Advogado preso na Operação Anaconda pede intervenção da OAB

O advogado Carlos Alberto da Costa Silva escreveu carta à Presidência da OAB pedindo "um enérgico posicionamento" contra a "destruição" e o "vilipêndio de todas as garantias ao livre exercício" da advocacia. Ele está preso desde o dia 30 de outubro, quando foi deflagrada a Operação Anaconda, que investiga uma suposta quadrilha de venda de sentenças judiciais.

Costa Silva afirmou que é vítima de uma "nefasta perseguição" por parte de integrantes do Ministério Público Federal, em virtude da "combatividade" dele contra o Parquet.

Ele sustenta que não foi mencionado "em nenhum momento" na investigação feita pelo setor de inteligência da Polícia Federal. O advogado argumenta também que a decretação de sua prisão temporária não se justificou porque "as buscas já haviam sido encerradas e o acusado espontaneamente se apresentado perante a autoridade policial".

Segundo o advogado, a acusação que pesa contra ele é "fantasiosa", feita "com base apenas em leviandades, criminosamente agregadas, para não dizer 'plantadas'".

O advogado lembrou, por fim, uma afirmação atribuída ao colega Paulo Esteves: "Com estes acontecimentos, começo a pensar se vale a pena continuar advogando. Todos estamos sentindo medo de exercer combativamente a profissão."

Leia trechos da manifestação de Carlos Alberto da Costa Silva:

ILUSTRÍSSIMO SR. DR. PRESIDENTE NACIONAL DA ORDEM DOS ADVOGADOS DO BRASIL.
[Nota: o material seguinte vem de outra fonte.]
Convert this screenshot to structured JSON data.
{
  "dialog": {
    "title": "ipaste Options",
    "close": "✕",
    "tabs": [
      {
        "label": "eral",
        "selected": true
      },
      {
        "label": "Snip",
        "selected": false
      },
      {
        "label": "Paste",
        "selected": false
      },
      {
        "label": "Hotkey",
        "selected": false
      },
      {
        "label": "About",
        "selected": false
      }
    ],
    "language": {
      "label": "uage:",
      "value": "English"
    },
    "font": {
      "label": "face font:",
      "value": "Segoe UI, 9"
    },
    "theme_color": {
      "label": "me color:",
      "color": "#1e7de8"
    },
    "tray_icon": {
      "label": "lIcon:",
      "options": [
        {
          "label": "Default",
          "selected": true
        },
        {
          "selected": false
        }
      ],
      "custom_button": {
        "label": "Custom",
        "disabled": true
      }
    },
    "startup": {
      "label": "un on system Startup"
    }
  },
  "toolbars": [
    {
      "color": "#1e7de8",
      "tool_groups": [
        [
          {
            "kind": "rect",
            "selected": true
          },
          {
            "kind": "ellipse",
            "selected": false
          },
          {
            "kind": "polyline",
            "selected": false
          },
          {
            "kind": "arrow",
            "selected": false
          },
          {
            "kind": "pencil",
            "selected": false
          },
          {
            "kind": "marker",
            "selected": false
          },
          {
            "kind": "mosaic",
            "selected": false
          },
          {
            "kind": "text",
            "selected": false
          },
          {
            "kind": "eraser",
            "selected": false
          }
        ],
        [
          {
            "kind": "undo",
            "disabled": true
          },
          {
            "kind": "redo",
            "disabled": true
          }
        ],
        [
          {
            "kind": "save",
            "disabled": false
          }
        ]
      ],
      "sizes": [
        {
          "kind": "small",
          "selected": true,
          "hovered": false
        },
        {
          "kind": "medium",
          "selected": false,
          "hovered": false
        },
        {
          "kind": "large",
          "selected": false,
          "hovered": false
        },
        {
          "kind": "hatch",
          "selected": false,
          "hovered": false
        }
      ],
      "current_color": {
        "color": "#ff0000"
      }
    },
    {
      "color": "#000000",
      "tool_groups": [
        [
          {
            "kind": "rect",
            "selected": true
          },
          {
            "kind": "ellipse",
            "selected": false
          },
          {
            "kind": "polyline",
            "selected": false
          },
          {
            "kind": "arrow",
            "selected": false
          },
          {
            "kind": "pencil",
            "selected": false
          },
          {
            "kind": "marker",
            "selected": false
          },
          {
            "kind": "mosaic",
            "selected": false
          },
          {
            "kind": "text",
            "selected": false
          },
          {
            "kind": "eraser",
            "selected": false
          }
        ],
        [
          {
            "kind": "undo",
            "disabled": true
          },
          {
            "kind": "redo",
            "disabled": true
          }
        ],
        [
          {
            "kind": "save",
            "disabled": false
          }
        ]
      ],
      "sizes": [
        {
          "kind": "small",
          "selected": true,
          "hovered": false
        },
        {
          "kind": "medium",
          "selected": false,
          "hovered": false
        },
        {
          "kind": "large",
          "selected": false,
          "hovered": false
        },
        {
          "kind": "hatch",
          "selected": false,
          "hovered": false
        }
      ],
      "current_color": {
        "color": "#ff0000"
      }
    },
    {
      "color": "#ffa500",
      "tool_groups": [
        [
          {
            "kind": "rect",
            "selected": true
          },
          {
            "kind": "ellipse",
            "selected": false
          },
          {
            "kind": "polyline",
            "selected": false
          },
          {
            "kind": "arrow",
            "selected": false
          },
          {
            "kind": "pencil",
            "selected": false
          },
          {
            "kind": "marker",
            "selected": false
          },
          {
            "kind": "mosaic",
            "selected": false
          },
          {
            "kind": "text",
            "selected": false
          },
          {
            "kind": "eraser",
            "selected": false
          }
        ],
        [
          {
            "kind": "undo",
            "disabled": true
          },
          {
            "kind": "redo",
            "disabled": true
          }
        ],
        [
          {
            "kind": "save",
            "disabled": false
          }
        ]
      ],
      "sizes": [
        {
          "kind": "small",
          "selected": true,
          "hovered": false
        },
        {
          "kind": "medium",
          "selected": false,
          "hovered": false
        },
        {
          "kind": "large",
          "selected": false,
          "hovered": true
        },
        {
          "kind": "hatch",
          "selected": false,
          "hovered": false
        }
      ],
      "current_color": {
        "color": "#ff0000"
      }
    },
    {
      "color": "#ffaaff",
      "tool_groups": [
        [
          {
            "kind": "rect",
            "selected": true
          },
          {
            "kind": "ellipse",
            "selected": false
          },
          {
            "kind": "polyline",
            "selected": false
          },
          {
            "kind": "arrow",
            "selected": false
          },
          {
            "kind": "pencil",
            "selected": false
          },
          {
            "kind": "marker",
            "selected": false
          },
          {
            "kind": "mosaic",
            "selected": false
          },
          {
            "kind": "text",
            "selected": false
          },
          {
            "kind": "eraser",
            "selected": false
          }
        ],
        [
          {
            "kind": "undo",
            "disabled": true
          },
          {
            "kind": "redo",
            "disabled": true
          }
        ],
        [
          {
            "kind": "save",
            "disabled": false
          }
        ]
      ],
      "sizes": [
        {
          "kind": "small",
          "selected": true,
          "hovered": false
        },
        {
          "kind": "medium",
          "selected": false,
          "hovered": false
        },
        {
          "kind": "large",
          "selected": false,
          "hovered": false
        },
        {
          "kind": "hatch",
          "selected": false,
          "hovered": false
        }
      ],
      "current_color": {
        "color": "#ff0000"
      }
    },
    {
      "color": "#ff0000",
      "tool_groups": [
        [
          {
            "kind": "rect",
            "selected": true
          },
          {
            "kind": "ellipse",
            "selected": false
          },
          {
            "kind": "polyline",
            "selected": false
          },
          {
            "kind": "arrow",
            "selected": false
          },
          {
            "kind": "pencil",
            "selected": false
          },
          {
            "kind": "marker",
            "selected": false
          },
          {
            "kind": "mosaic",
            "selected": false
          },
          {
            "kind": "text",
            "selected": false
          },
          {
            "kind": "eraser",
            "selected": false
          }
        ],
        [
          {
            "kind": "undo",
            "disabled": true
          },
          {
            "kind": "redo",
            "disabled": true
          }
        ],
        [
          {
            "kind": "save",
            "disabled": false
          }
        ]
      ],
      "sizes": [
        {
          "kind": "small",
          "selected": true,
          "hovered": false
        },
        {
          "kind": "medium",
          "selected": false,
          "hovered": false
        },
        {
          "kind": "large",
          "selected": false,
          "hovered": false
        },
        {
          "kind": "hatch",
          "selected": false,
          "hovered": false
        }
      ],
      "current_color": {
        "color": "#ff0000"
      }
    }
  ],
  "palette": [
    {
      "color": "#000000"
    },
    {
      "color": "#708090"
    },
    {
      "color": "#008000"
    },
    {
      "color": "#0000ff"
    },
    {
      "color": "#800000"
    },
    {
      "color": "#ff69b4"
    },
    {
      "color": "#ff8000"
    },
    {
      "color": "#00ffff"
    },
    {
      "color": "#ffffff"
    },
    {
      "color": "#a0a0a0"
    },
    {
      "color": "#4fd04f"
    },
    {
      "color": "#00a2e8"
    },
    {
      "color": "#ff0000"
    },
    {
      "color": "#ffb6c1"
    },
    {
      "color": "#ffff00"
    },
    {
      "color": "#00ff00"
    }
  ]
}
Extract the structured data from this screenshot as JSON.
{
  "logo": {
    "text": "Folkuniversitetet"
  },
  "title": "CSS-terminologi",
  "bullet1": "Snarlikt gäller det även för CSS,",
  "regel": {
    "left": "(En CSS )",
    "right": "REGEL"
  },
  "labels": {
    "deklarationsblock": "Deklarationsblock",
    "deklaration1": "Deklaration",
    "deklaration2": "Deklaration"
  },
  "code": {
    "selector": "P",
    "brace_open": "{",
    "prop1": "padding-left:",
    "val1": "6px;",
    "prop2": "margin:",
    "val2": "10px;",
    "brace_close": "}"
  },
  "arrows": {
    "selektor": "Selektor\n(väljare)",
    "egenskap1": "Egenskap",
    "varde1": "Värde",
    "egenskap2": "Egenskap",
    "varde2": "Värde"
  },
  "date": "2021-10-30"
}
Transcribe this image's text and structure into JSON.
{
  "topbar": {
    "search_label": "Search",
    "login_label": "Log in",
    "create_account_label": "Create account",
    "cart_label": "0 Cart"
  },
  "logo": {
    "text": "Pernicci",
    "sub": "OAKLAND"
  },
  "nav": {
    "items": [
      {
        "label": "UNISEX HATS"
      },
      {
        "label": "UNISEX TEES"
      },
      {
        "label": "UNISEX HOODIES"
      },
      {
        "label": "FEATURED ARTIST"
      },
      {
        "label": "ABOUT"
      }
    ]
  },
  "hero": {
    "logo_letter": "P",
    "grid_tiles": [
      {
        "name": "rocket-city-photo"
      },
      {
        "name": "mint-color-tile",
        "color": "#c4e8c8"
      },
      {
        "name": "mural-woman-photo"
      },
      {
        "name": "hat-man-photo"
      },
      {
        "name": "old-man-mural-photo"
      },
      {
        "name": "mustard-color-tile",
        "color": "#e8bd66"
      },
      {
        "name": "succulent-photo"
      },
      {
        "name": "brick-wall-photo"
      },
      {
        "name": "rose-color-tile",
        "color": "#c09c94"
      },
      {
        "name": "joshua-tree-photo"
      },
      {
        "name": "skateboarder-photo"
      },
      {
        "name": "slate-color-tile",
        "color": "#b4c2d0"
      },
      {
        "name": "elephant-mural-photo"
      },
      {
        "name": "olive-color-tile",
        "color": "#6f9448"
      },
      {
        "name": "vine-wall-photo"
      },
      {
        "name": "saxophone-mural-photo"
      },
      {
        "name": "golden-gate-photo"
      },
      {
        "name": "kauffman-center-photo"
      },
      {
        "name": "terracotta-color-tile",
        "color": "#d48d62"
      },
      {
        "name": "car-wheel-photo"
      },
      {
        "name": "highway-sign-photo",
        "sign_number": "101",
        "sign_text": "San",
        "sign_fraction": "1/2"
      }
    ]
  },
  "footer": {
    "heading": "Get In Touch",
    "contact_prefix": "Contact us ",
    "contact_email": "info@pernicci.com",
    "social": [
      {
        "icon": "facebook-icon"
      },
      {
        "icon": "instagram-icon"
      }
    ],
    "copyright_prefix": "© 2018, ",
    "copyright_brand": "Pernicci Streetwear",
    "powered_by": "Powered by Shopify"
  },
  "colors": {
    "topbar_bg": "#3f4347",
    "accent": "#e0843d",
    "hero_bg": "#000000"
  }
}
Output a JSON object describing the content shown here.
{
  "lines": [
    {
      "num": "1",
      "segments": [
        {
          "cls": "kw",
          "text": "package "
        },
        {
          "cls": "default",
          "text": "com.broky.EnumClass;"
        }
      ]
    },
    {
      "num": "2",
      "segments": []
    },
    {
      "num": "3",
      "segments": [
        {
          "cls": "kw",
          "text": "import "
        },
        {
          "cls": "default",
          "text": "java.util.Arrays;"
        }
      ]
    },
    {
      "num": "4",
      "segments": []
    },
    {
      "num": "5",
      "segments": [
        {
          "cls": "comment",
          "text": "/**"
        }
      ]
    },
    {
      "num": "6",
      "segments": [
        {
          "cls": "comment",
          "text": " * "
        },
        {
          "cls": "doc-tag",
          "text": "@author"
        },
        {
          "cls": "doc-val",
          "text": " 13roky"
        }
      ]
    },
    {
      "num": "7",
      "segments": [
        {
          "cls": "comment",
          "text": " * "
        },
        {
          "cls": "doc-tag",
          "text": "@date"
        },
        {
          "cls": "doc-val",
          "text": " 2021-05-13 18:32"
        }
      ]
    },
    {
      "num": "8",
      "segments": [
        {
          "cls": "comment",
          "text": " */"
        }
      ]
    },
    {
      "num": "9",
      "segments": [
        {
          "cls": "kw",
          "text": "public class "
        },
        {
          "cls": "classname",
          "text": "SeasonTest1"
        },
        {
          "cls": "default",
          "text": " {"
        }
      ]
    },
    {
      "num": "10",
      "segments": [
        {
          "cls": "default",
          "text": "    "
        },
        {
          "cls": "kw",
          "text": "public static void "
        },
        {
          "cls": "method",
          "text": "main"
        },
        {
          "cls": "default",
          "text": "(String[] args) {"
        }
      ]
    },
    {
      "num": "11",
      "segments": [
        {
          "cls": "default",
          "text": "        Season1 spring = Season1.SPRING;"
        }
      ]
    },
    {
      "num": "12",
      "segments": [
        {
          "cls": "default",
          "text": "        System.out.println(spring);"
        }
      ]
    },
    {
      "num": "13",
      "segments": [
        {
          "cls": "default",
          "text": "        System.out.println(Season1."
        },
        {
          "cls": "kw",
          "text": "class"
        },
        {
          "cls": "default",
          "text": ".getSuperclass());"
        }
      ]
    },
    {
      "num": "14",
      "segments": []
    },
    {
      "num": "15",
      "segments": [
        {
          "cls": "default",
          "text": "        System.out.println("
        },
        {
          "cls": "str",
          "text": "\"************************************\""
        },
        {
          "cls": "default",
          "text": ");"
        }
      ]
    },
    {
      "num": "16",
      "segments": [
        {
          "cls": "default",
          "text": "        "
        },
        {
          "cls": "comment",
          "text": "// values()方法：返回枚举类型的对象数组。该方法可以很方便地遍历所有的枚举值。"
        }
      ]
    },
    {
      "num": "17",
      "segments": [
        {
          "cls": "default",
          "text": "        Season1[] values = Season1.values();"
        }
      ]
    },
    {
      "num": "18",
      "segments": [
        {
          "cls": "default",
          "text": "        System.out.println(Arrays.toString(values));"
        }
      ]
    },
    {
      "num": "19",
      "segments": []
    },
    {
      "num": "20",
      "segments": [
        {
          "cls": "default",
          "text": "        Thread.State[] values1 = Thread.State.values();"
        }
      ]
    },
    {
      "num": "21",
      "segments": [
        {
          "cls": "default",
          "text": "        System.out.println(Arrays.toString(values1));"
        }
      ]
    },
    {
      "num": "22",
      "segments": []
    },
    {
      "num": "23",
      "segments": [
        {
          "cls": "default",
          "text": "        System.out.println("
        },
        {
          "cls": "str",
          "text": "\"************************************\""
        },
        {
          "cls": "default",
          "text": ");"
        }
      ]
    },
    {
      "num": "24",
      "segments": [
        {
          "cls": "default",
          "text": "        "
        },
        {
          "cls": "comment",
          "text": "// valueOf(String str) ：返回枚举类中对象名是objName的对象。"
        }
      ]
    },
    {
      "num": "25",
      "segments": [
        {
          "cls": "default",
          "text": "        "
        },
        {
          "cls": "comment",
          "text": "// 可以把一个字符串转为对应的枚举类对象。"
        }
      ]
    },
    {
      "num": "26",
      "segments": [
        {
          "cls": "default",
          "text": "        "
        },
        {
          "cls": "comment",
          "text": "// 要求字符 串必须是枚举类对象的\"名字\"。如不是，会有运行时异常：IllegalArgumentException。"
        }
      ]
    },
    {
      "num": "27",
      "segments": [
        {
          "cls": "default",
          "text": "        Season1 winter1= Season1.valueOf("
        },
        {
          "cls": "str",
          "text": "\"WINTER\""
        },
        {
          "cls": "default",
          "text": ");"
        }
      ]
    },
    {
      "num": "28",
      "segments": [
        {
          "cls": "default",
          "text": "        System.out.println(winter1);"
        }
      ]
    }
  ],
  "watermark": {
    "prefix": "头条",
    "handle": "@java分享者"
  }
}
CARLOS ALBERTO DA COSTA SILVA, advogado inscrito nos quadros da OAB/SP. sob n. 85.670, com escritório na xxxx, São Paulo - SP., faz uso da presente para levar ao conhecimento de Vossa Senhoria fatos extremamente graves envolvendo uma nefasta perseguição a este profissional, urgindo uma mobilização Nacional a fim de que se possa coibir os desmandos e abusos praticados por membros do Ministério Público Federal que, de maneira criminosamente orquestrada, estão coagindo membros do Poder Judiciário à mantê-lo injustificadamente segregado no cárcere da Policia Federal em São Paulo.

O requerente tomou conhecimento de que fora decretada sua prisão temporária, nos autos de persecução criminal cuja existência desconhecia (Processo n. 2003.03.00.065343-2 em trâmite originário perante o TRF da 3ª Região (1)). Tão logo pode se inteirar da medida em questão, desejoso em prestar toda a colaboração necessária à apuração da verdade e exercer seu direito de defesa, apresentou-se espontaneamente ao Serviço de Plantão da Polícia Federal em São Paulo, em cujas dependências carcerárias encontra-se recolhido desde o dia primeiro de novembro.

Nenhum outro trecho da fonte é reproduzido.